Seems like the error is caused by the versioning of datasets, if I upgrade datasetsto the latest version (2.14.6), the error disappeared, but another error occurred: ValueError: math domain error

I checked the source code and believe that this error should come from math.log(1 / q - 1) in the prv_accountantpackage, which is a part of dp_transformers. I was trying to upgrade df_transformers, but df_transformersrequires datasets<=2.6.1,>=2.0.0, which will cause the TypeError mentioned before.

Any suggestion to avoid the incompatible libraries problem will be appreciated. Thank you!

huseyinatahaninan commented 1 year ago

Hi @fangyiyu, very recently we updated our repo, which now uses probably latest version of everything but indeed the research project synthetic-text-generation-with-DP is still based on the previous version. Though I don't think datasets package version is very critical for us in fine-tune-dp.py so it's okay to upgrade it.

In my opinion, the error you are getting from the prv_accountant package is totally independent of the datasets and most likely it has to do with your privacy parameters. If you could please let us know what you set as the target_epsilon (or noise multiplier) and your dataset size along with the effective batch size you'd like to use and the number of epochs, then we can see why we are getting a problem with prv_accountant package.
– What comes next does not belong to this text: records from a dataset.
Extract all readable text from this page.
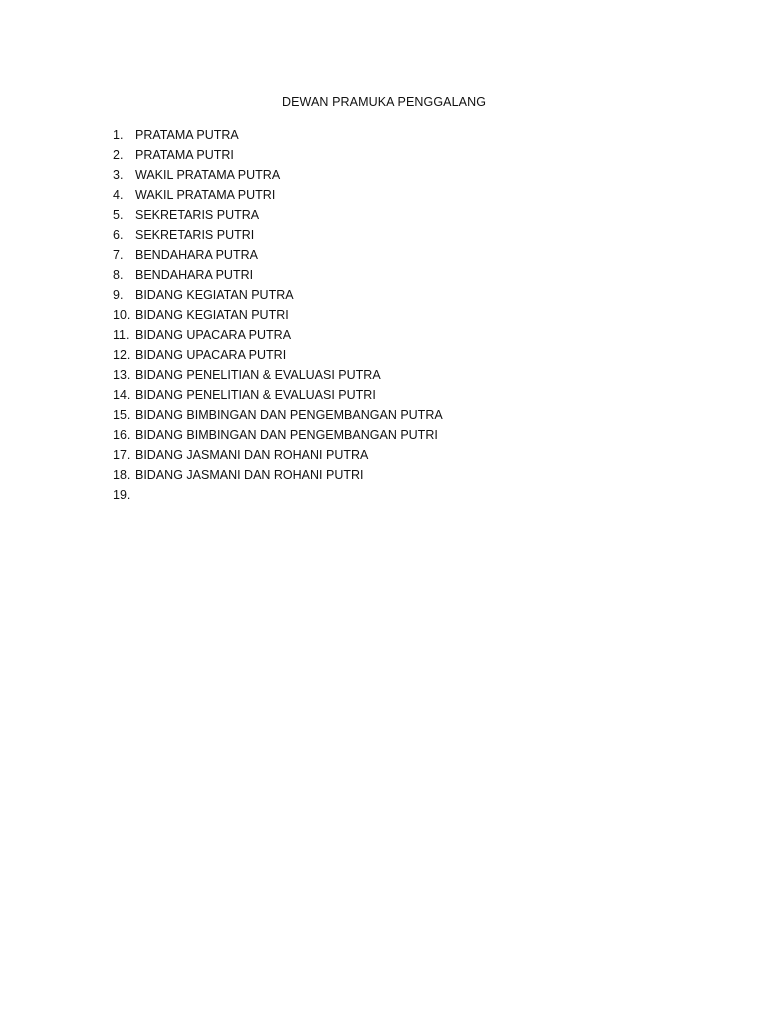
DEWAN PRAMUKA PENGGALANG
1. PRATAMA PUTRA
2. PRATAMA PUTRI
3. WAKIL PRATAMA PUTRA
4. WAKIL PRATAMA PUTRI
5. SEKRETARIS PUTRA
6. SEKRETARIS PUTRI
7. BENDAHARA PUTRA
8. BENDAHARA PUTRI
9. BIDANG KEGIATAN PUTRA
10. BIDANG KEGIATAN PUTRI
11. BIDANG UPACARA PUTRA
12. BIDANG UPACARA PUTRI
13. BIDANG PENELITIAN & EVALUASI PUTRA
14. BIDANG PENELITIAN & EVALUASI PUTRI
15. BIDANG BIMBINGAN DAN PENGEMBANGAN PUTRA
16. BIDANG BIMBINGAN DAN PENGEMBANGAN PUTRI
17. BIDANG JASMANI DAN ROHANI PUTRA
18. BIDANG JASMANI DAN ROHANI PUTRI
19.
fangyiyu commented 1 year ago

Hi @huseyinatahaninan, thank you for the reply. I'm following the script for finetuning with DP on this page, though I only have one GPU instead of 8. Below is my script for finetuning, where you can see the target_epsilon is set to 4, training batch size is 32, validation batch size is 64. I'm using a very small dataset for preliminary experiment, the training dataset contains 100 instances with an average of 47 tokens in each instance, and the validation set contains 10 instances with the an average of 114 tokens in each instance.

python3 fine-tune-dp.py \
    --data_dir data \
    --output_dir output \
    --model_name gpt2 \
    --per_device_train_batch_size 32 \
    --gradient_accumulation_steps 16 \
    --evaluation_strategy epoch \
    --save_strategy epoch \
    --log_level info \
    --per_device_eval_batch_size 64 \
    --eval_accumulation_steps 1 \
    --seed 42 \
    --target_epsilon 4.0 \
    --per_sample_max_grad_norm 1.0 \
    --weight_decay 0.01 \
    --remove_unused_columns False \
    --num_train_epochs 50 \
    --logging_steps 10 \
    --max_grad_norm 0 \
    --sequence_len 128 \
    --learning_rate 0.0001 \
    --lr_scheduler_type constant \
    --dataloader_num_workers 2 \
    --disable_tqdm True \
    --load_best_model_at_end True \

Thank you for your time and hope to hear from you soon.
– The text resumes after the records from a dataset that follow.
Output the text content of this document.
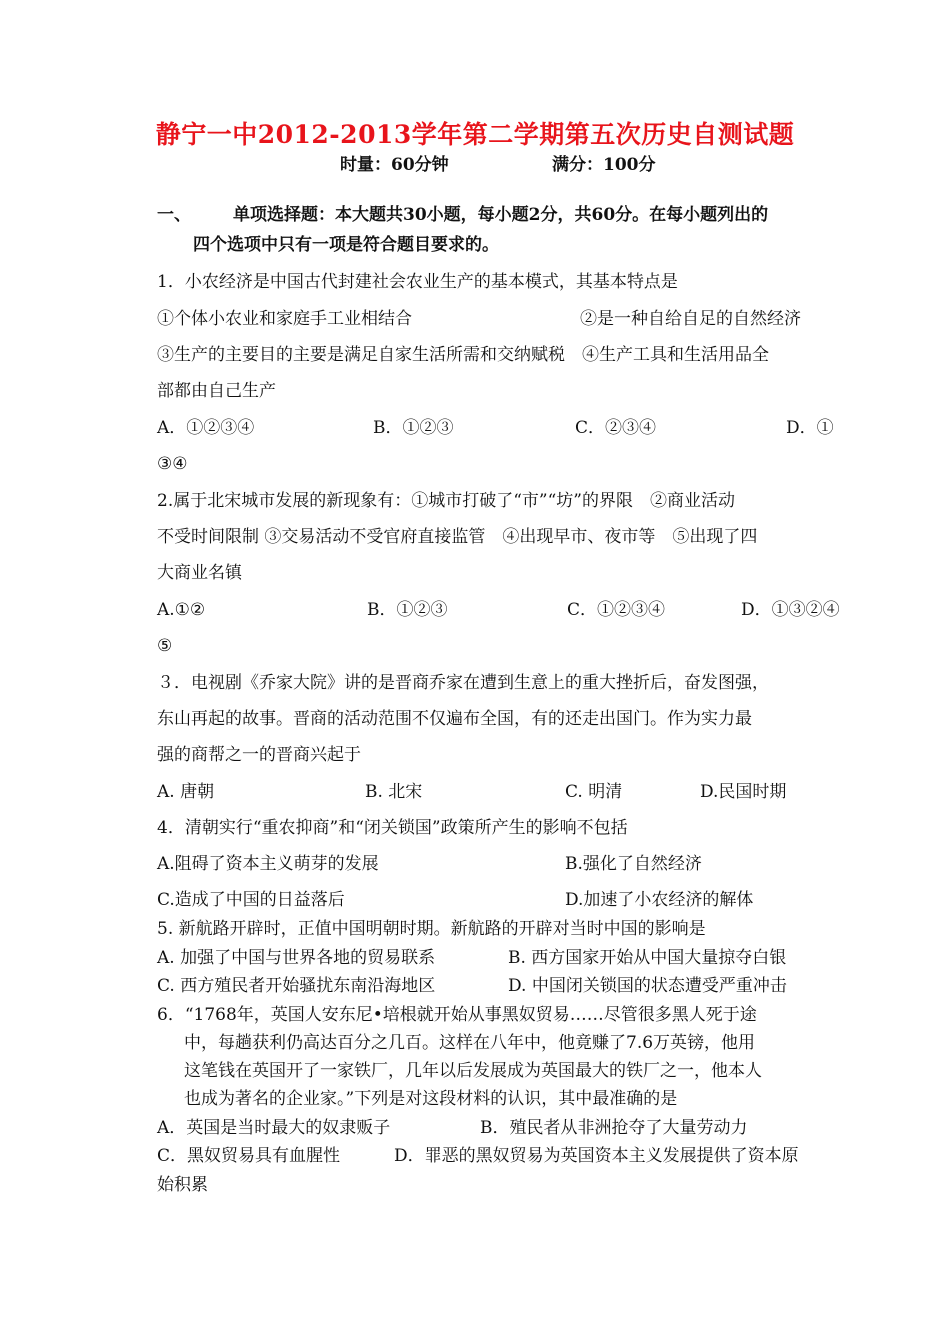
静宁一中2012-2013学年第二学期第五次历史自测试题
时量：60分钟	满分：100分
一、 单项选择题：本大题共30小题，每小题2分，共60分。在每小题列出的
四个选项中只有一项是符合题目要求的。
1．小农经济是中国古代封建社会农业生产的基本模式，其基本特点是
①个体小农业和家庭手工业相结合	②是一种自给自足的自然经济
③生产的主要目的主要是满足自家生活所需和交纳赋税　④生产工具和生活用品全
部都由自己生产
A．①②③④	B．①②③	C．②③④	D．①
③④
2.属于北宋城市发展的新现象有：①城市打破了“市”“坊”的界限　②商业活动
不受时间限制 ③交易活动不受官府直接监管　④出现早市、夜市等　⑤出现了四
大商业名镇
A.①②	B．①②③	C．①②③④	D．①③②④
⑤
３．电视剧《乔家大院》讲的是晋商乔家在遭到生意上的重大挫折后，奋发图强，
东山再起的故事。晋商的活动范围不仅遍布全国，有的还走出国门。作为实力最
强的商帮之一的晋商兴起于
A. 唐朝	B. 北宋	C. 明清	D.民国时期
4．清朝实行“重农抑商”和“闭关锁国”政策所产生的影响不包括
A.阻碍了资本主义萌芽的发展	B.强化了自然经济
C.造成了中国的日益落后	D.加速了小农经济的解体
5. 新航路开辟时，正值中国明朝时期。新航路的开辟对当时中国的影响是
A. 加强了中国与世界各地的贸易联系	B. 西方国家开始从中国大量掠夺白银
C. 西方殖民者开始骚扰东南沿海地区	D. 中国闭关锁国的状态遭受严重冲击
6．“1768年，英国人安东尼•培根就开始从事黑奴贸易……尽管很多黑人死于途
中，每趟获利仍高达百分之几百。这样在八年中，他竟赚了7.6万英镑，他用
这笔钱在英国开了一家铁厂，几年以后发展成为英国最大的铁厂之一，他本人
也成为著名的企业家。”下列是对这段材料的认识，其中最准确的是
A．英国是当时最大的奴隶贩子	B．殖民者从非洲抢夺了大量劳动力
C．黑奴贸易具有血腥性	D．罪恶的黑奴贸易为英国资本主义发展提供了资本原
始积累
huseyinatahaninan commented 1 year ago

Hi @fangyiyu, please note that the effective batch size is (number of GPUs x per_device_train_batch_size x gradient_accumulation_steps) and since you set --per_device_train_batch_size 32 and --gradient_accumulation_steps 16 your effective batch size is 32*64, which is more than the training dataset that contains 100 instances. I'd suggest you pick the effective batch size at most 10% of the training data so perhaps you can set something like --per_device_train_batch_size 8 and --gradient_accumulation_steps 1 and let me know if you are still getting an error.

If your training dataset that contains 100 instances is only for preliminary experiment that's okay but note that for better privacy-utility trade-off, you'd rather use much larger training datasets.

fangyiyu commented 1 year ago

Thank you for the reply. I can successfully fine-tune GPT-2 using the latest dp-transformer library that implements PEFT now.